6. Retailers should indentify the image they want to portray as retailers when merchandising and choosing vendor. They should ask themselves:
a. Where does this product fit into the strategic position that I have staked out for my department?
b. Will I have an exclusive with this product or will I be in competition with nearby retailers?
c. What is the estimated demand for this product in my target market?
d. What is my anticipated gross margin for this product?
e. Will I be able to obtain reliable, speedy stock replacement?
f. Can this product stand on its own, or is it merely a “me-too” item?
g. What is my expected turnover rate with this product?
h. Does this product complement the rest of my inventory?

7. Vendor Negotiation
Negotiation: is the process of finding mutually satisfying solutions when the retail buyer and vendor have conflicting objectives.

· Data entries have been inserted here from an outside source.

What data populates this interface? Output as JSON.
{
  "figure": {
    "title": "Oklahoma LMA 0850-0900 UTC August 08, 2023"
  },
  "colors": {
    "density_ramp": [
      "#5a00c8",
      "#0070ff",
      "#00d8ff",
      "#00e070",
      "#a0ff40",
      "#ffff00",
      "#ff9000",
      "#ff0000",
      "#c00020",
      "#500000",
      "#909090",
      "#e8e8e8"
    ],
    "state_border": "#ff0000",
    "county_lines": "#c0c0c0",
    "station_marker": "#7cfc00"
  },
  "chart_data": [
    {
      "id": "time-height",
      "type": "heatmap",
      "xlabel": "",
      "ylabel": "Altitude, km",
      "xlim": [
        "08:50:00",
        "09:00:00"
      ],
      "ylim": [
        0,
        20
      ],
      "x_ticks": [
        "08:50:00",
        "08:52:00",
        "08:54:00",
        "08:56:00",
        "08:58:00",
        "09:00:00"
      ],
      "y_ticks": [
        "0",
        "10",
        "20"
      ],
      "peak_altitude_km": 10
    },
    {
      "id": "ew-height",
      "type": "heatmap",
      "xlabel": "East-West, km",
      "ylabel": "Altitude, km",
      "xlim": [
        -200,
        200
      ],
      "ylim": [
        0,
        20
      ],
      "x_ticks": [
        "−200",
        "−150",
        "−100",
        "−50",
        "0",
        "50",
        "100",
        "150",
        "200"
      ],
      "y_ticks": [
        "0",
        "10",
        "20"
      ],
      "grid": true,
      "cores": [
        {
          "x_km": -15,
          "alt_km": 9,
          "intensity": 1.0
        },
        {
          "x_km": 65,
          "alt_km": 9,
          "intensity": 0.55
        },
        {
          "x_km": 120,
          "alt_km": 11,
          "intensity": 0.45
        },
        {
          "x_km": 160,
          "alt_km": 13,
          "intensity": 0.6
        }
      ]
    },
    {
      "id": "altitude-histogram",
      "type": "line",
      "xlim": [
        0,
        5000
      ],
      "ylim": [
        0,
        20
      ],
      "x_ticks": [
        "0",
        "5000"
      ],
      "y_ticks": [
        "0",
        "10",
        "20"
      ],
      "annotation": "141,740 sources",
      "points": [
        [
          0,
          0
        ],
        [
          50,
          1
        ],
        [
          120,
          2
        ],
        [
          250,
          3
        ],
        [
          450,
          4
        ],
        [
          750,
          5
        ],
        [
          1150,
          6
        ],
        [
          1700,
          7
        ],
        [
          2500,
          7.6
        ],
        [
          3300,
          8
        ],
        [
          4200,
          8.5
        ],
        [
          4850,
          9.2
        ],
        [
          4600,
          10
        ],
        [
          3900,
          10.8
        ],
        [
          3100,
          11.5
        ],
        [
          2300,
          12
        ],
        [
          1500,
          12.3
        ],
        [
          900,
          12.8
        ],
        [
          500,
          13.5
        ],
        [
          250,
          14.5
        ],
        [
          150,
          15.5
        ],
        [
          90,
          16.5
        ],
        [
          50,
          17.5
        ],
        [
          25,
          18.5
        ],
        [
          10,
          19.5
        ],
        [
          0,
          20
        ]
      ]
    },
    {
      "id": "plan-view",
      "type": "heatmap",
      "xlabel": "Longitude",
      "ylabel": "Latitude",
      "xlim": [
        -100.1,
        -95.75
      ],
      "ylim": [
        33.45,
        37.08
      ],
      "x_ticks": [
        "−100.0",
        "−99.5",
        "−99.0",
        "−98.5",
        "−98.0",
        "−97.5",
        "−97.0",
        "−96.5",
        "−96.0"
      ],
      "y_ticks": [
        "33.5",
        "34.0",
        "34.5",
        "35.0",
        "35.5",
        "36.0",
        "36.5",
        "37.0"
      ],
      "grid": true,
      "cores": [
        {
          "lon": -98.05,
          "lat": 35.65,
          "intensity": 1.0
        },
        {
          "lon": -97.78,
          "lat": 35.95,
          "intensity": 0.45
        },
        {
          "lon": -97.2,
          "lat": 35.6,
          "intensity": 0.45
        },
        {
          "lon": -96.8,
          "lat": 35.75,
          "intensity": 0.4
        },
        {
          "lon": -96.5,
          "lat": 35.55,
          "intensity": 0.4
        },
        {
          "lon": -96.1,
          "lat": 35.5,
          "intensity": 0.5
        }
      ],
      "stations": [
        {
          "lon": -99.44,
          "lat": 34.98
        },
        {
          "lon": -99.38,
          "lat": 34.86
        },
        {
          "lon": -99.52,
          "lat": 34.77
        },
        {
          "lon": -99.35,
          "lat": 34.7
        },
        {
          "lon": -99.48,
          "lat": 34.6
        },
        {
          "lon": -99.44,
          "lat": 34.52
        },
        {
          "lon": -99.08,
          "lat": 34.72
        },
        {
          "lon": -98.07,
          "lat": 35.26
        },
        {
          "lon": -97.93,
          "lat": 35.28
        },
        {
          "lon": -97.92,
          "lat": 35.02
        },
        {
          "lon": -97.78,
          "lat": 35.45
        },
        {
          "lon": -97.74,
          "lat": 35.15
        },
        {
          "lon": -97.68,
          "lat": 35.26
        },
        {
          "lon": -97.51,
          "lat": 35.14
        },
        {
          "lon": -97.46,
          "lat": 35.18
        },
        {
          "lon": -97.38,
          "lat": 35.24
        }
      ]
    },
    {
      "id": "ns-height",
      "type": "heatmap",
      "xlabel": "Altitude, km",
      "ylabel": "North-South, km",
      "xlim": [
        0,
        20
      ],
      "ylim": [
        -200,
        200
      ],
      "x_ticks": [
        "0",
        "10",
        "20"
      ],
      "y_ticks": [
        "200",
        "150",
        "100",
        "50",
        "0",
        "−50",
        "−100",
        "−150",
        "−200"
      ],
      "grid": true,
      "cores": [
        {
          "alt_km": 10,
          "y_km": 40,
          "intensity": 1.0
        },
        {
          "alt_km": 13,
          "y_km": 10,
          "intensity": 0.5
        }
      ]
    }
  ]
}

Retail buyer must negotiate:
a. price,
b. delivery dates,
c. discounts,
d. shipping terms,
e. exclusivity,
f. guaranteed sales,
g. markdown money,
h. promotional allowances,
i. and return privileges
Manufacturers become increasingly aware of the cost of carrying excess inventory. Both manufacturers and retailers have become more concern with the time value of money and the effect on the cash flow. Buyer puts all the upcoming areas of negotiations and previous agreements in letter form and sends it to vendors before going into market to eliminate any misunderstanding afterward. Buyers must also be familiar with the prices and discounts allowed by each vendor.
Trade discounts: is also referred to as a functional discount and is form of compensation that the buyer may receive for performing certain wholesaling or retailing services for the manufacturers. Often express in a chain, or series such as “list less 40-20-10” which represents a percentage reduction from the list on an item.
Quantity discounts : is a price reduction offered as an inducement to purchase large quantities of merchandise. Three types:
a. noncumulative quantity discount : a discount based on a single purchase
b. cumulative quantity discount : a discount based on total mount purchased over a period of time
c. free merchandise : a discount whereby is offered in lieu of price concessions
Promotional discount : is a discount provided for the retailer performing an advertising or promotional service for the manufacturer
Seasonal discount : is a discount provided to retailers if they purchase and take delivery of merchandise in the off season
cash discount : is a discount offers to the retailer for the prompt payment of bills
2/10 net 30 means 2 percent discount is given if payment is received within 10 days of the invoice date and the net amount is due within 30 days.
In order to obtain more advantage from this discount, retailer/buyer could negotiate:
a. End-of-month (EOM) dating: allows the retailer to take a cash discount and the full payment period to begin on the first day of the following month instead of the invoice date.
b. Middle-of-month (MOM) dating is similar to EOM except the middle of the month is used as the starting date.
c. Receipt of goods (ROG) dating allows the starting date to be the date retailer received the goods
d. Extra dating (Ex) merely allows the retailer extra or free days before the period of payment begin.
e. Anticipation is something that is not widely use nowadays. Anticipation allows a retailer to pay the invoice in advance of the expiration of the cash discount periods and earn an extra discount.

8. Delivery Terms
Another factor in negotiation. This is because it determines the title to the merchandise passes to the retailer, who pays the freight and who is obligated to file damage claims. Three most common shipping terms are:
a. Free on board (FOB) factory : the buyer assumes title at the factory and pays all transportation costs from the vendor’s factory
b. Free on board (FOB) shipping point : the vendor pays the transportation to a local shipping point, but the buyer assumes title at this point and pays all further transportation costs.
c. Free on board (FOB) destination: The vendor pays all transportation costs and the buyer takes title upon delivery.